After delays with Covid and what must have been a painstaking but highly rewarding task collecting archival material and filming interviews with musicians, promoters and members of Fred’s extended family – not to mention some wonderful modern day footage of Fred in his beloved St Kilda, ‘Pub’ was ready to hit the big screen. Andrew notes:

“I can’t imagine watching Pub: The Movie and NOT being struck by the depth of talent Fred has. Even if you don’t necessarily dig the ribald humour or its Melbourne-centric (or St Kilda-centric!) references, I think you’ll see the humanity behind the cartoon façade. I think audiences have been most shocked to discover Fred is actually a warm, compelling and utterly fascinating central character who, possibly more than anyone else in Australian music, represents the anarchic and hedonistic spirit of rock’n’roll. You’re also shown a previously-unnavigated cultural history of St Kilda.”

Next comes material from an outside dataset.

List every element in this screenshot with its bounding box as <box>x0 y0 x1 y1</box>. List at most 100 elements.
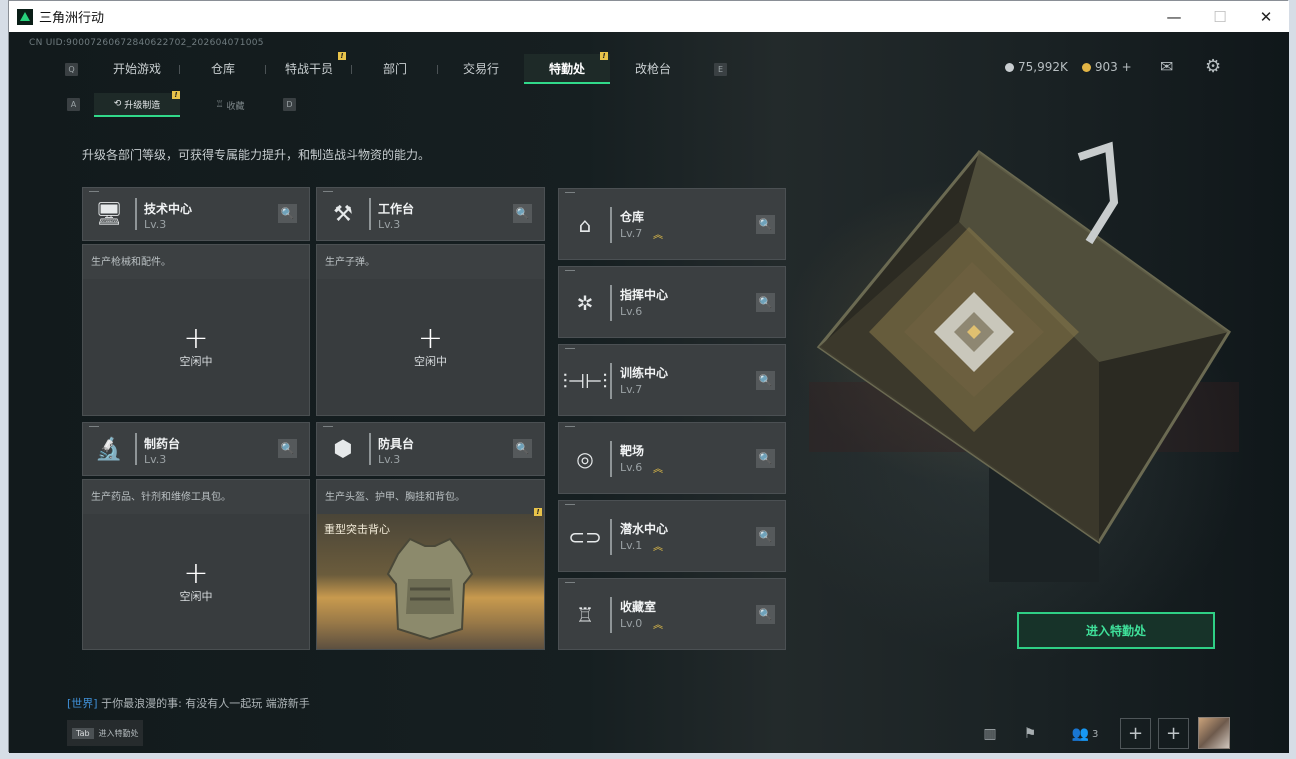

Indeed – Fred Negro’s art, music and culinary exploitations need to be shared with all Australians, if not the world. As writer and music historian Clinton Walker recently commented:

“Somewhere in between Robert Crumb and Ray Ahn – between San Francisco and Sydney – Melbourne’s Fred Negro is similarly a musician and artist whose comic strips on the St.Kilda scene, deliberately crude both metaphorically and literally, say more about it than all the seemingly interminable stream of books, films, and museum exhibitions about Nick Cave ever could. Andrew Leavold’s new film about the man and his art – Pub: The Movie – is a magnificent, engrossing, even touching tribute.”

Pub: The Movie screens on Saturday 10 September at Event Cinemas in George Street as part of the Sydney Underground Music Festival.